Planning and engineering
Finally, smart cities are transforming planning and engineering through human-centered design and digital 3D models to anticipate and minimize shocks and stresses, whether economic, environmental or social. These maps – also known as “digital twins” – encompass buildings, infrastructure, vegetation, transit and more. They are the underlying platform for the real smart city.
On top of this basemap, project planners add new data layers to explore and optimize for expected changes. Just as virtual reality gamers immerse themselves in simulated environments, urban planners can now see illuminating details about their cities and conduct more complex analysis. Consider Singapore, where the integrated ‘OneMap’ system informs development plans and daily government operations. Using 3-D models with local planning guidelines and design standards built in, future planning scenarios and impacts on built and natural systems are visualized well in advance of any ground being broken. Singapore’s focus is now on creating an underground masterplan to better utilize the country’s limited physical resources.
Digital twins are now being applied at the individual building level. Whether you’re on the third floor of an apartment building or the second floor of an office building, you have the ability to see data that is immediately relevant to you. Real estate managers can plug in smart systems to understand where different assets are and what their status and condition is, from room temperature to the amount of carbon dioxide or carbon monoxide in the air.
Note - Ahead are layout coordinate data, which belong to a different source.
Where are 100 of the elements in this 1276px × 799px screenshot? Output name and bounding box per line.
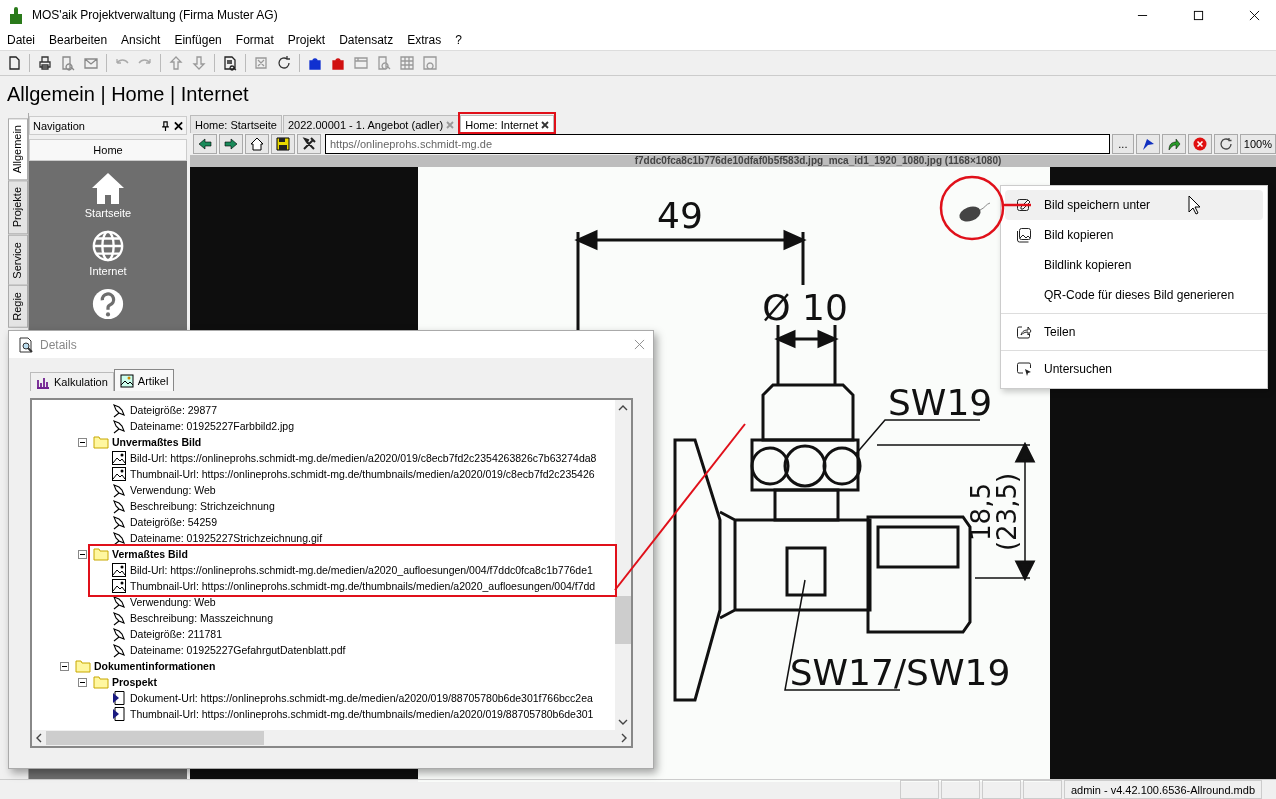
tree-item[interactable]: Thumbnail-Url: https://onlineprohs.schmidt-mg.de/thumbnails/medien/a2020/019/c8ecb7fd2c235426 — [130, 468, 595, 480]
close-icon[interactable] — [541, 120, 550, 129]
menu-item[interactable]: Ansicht — [121, 33, 161, 47]
tree-item[interactable]: Dateigröße: 29877 — [130, 404, 217, 416]
zoom-button[interactable]: 100% — [1239, 134, 1276, 154]
menu-item[interactable]: Datensatz — [339, 33, 394, 47]
close-icon[interactable] — [1249, 9, 1260, 21]
menu-item[interactable]: ? — [455, 33, 462, 47]
mail-icon[interactable] — [83, 55, 99, 71]
pin-icon — [111, 594, 127, 610]
expander-icon[interactable] — [78, 437, 87, 447]
dimension-label: SW17/SW19 — [789, 652, 1011, 693]
section-button[interactable]: Home — [29, 139, 187, 161]
printer-icon[interactable] — [37, 55, 53, 71]
menu-item[interactable]: Bearbeiten — [49, 33, 108, 47]
more-button[interactable]: ... — [1111, 134, 1134, 154]
tree-item[interactable]: Dateiname: 01925227Farbbild2.jpg — [130, 420, 295, 432]
picture-icon — [111, 578, 127, 594]
tree-item[interactable]: Dateigröße: 54259 — [130, 516, 217, 528]
chevron-left-icon[interactable] — [36, 733, 42, 743]
pin-icon — [111, 530, 127, 546]
url-field[interactable]: https//onlineprohs.schmidt-mg.de — [325, 134, 1110, 154]
inspect-icon — [1016, 361, 1032, 377]
menu-item[interactable]: QR-Code für dieses Bild generieren — [1005, 280, 1263, 310]
scrollbar-thumb[interactable] — [615, 596, 631, 644]
pin-icon — [111, 514, 127, 530]
new-document-icon[interactable] — [6, 55, 22, 71]
tree-item[interactable]: Dokument-Url: https://onlineprohs.schmidt-mg.de/medien/a2020/019/88705780b6de301f766bcc2ea — [130, 692, 593, 704]
tree-item[interactable]: Dateigröße: 211781 — [130, 628, 223, 640]
menu-item[interactable]: Bildlink kopieren — [1005, 250, 1263, 280]
forward-button[interactable] — [1161, 134, 1186, 154]
document-tab[interactable]: Home: Startseite — [190, 115, 282, 133]
side-tab[interactable]: Service — [8, 234, 28, 286]
refresh-icon[interactable] — [276, 55, 292, 71]
navigation-item[interactable]: Startseite — [84, 207, 132, 219]
tree-item[interactable]: Dateiname: 01925227Strichzeichnung.gif — [130, 532, 323, 544]
forward-button[interactable] — [219, 134, 243, 154]
menu-item[interactable]: Bild kopieren — [1005, 220, 1263, 250]
document-icon — [111, 690, 127, 706]
tree-item[interactable]: Bild-Url: https://onlineprohs.schmidt-mg.de/medien/a2020/019/c8ecb7fd2c2354263826c7b63274da8 — [130, 452, 597, 464]
home-icon[interactable] — [90, 171, 126, 205]
print-preview-icon[interactable] — [60, 55, 76, 71]
back-button[interactable] — [193, 134, 217, 154]
tools-button[interactable] — [297, 134, 321, 154]
side-tab[interactable]: Regie — [8, 285, 28, 329]
tab[interactable]: Kalkulation — [30, 372, 114, 391]
puzzle-icon[interactable] — [330, 55, 346, 71]
save-button[interactable] — [271, 134, 295, 154]
menu-item[interactable]: Projekt — [287, 33, 326, 47]
document-tab[interactable]: Home: Internet — [460, 115, 555, 133]
tree-item[interactable]: Beschreibung: Masszeichnung — [130, 612, 273, 624]
reload-button[interactable] — [1213, 134, 1238, 154]
menu-item[interactable]: Format — [235, 33, 274, 47]
share-icon — [1016, 324, 1032, 340]
menu-item[interactable]: Untersuchen — [1005, 354, 1263, 384]
tab[interactable]: Artikel — [113, 369, 175, 391]
arrow-right-icon — [224, 137, 238, 151]
scrollbar-thumb[interactable] — [46, 731, 264, 745]
menu-item[interactable]: Einfügen — [174, 33, 222, 47]
document-tab[interactable]: 2022.00001 - 1. Angebot (adler) — [282, 115, 460, 133]
menu-item[interactable]: Extras — [407, 33, 442, 47]
window-title: MOS'aik Projektverwaltung (Firma Muster AG) — [32, 8, 278, 22]
expander-icon[interactable] — [78, 549, 87, 559]
home-button[interactable] — [245, 134, 269, 154]
puzzle-icon[interactable] — [307, 55, 323, 71]
chevron-down-icon[interactable] — [618, 719, 628, 725]
tree-item[interactable]: Thumbnail-Url: https://onlineprohs.schmidt-mg.de/thumbnails/medien/a2020/019/88705780b6de301 — [130, 708, 594, 720]
close-icon[interactable] — [174, 120, 183, 131]
navigation-item[interactable]: Internet — [89, 265, 127, 277]
horizontal-scrollbar[interactable] — [32, 730, 631, 746]
globe-icon[interactable] — [90, 229, 126, 263]
stop-button[interactable] — [1187, 134, 1212, 154]
pin-icon[interactable] — [161, 120, 170, 131]
images-icon — [1016, 227, 1032, 243]
pin-icon — [111, 482, 127, 498]
tree-item[interactable]: Verwendung: Web — [130, 596, 216, 608]
folder-icon — [93, 546, 109, 562]
menu-item[interactable]: Datei — [7, 33, 35, 47]
tree-item[interactable]: Verwendung: Web — [130, 484, 216, 496]
tree-item[interactable]: Thumbnail-Url: https://onlineprohs.schmidt-mg.de/thumbnails/medien/a2020_aufloesungen/004/f7dd — [130, 580, 596, 592]
side-tab[interactable]: Allgemein — [8, 118, 28, 181]
tree-item[interactable]: Prospekt — [112, 676, 157, 688]
menu-item[interactable]: Bild speichern unter — [1005, 190, 1263, 220]
menu-item[interactable]: Teilen — [1005, 317, 1263, 347]
tree-item[interactable]: Unvermaßtes Bild — [112, 436, 202, 448]
tree-item[interactable]: Dokumentinformationen — [94, 660, 216, 672]
tree-item[interactable]: Dateiname: 01925227GefahrgutDatenblatt.pdf — [130, 644, 346, 656]
help-icon[interactable] — [90, 287, 126, 321]
details-icon[interactable] — [222, 55, 238, 71]
maximize-icon[interactable] — [1193, 9, 1204, 21]
vertical-scrollbar[interactable] — [615, 400, 631, 730]
tree-item[interactable]: Bild-Url: https://onlineprohs.schmidt-mg.de/medien/a2020_aufloesungen/004/f7ddc0fca8c1b776de1 — [130, 564, 593, 576]
side-tab[interactable]: Projekte — [8, 180, 28, 235]
expander-icon[interactable] — [78, 677, 87, 687]
chevron-up-icon[interactable] — [618, 405, 628, 411]
tree-item[interactable]: Vermaßtes Bild — [112, 548, 188, 560]
bookmark-button[interactable] — [1135, 134, 1160, 154]
chevron-right-icon[interactable] — [621, 733, 627, 743]
expander-icon[interactable] — [60, 661, 69, 671]
tree-item[interactable]: Beschreibung: Strichzeichnung — [130, 500, 275, 512]
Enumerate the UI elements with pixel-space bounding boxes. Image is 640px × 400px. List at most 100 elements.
Hundreds of companies and cities – from Exxon to the city of New York – are now deploying floor-aware maps for operations and maintenance, including organizations developing plans for reopening safely in the context of Covid-19.
Challenges remain. Even with shared, real-time data and the power of visualization, red tape can slow ambitious projects — especially those that involve multiple urban systems and agencies. Establishing trust with multiple stakeholders can take time. And legacy gaps of economic and racial inequality pose challenges that technology alone cannot solve.
That said, the future of smart cities holds enormous promise. This should not surprise us. The story of human civilization, is, quite simply, the story of the city; they even have the same Latin root. The city and its systems were the means by which we’ve concentrated our collective creativity, community and enterprise in order to effectively take over an entire planet.
Now, with more advanced tools, we have the chance to reinvent those systems to achieve a smarter, fairer and more sustainable harmony with our planet — and with one another.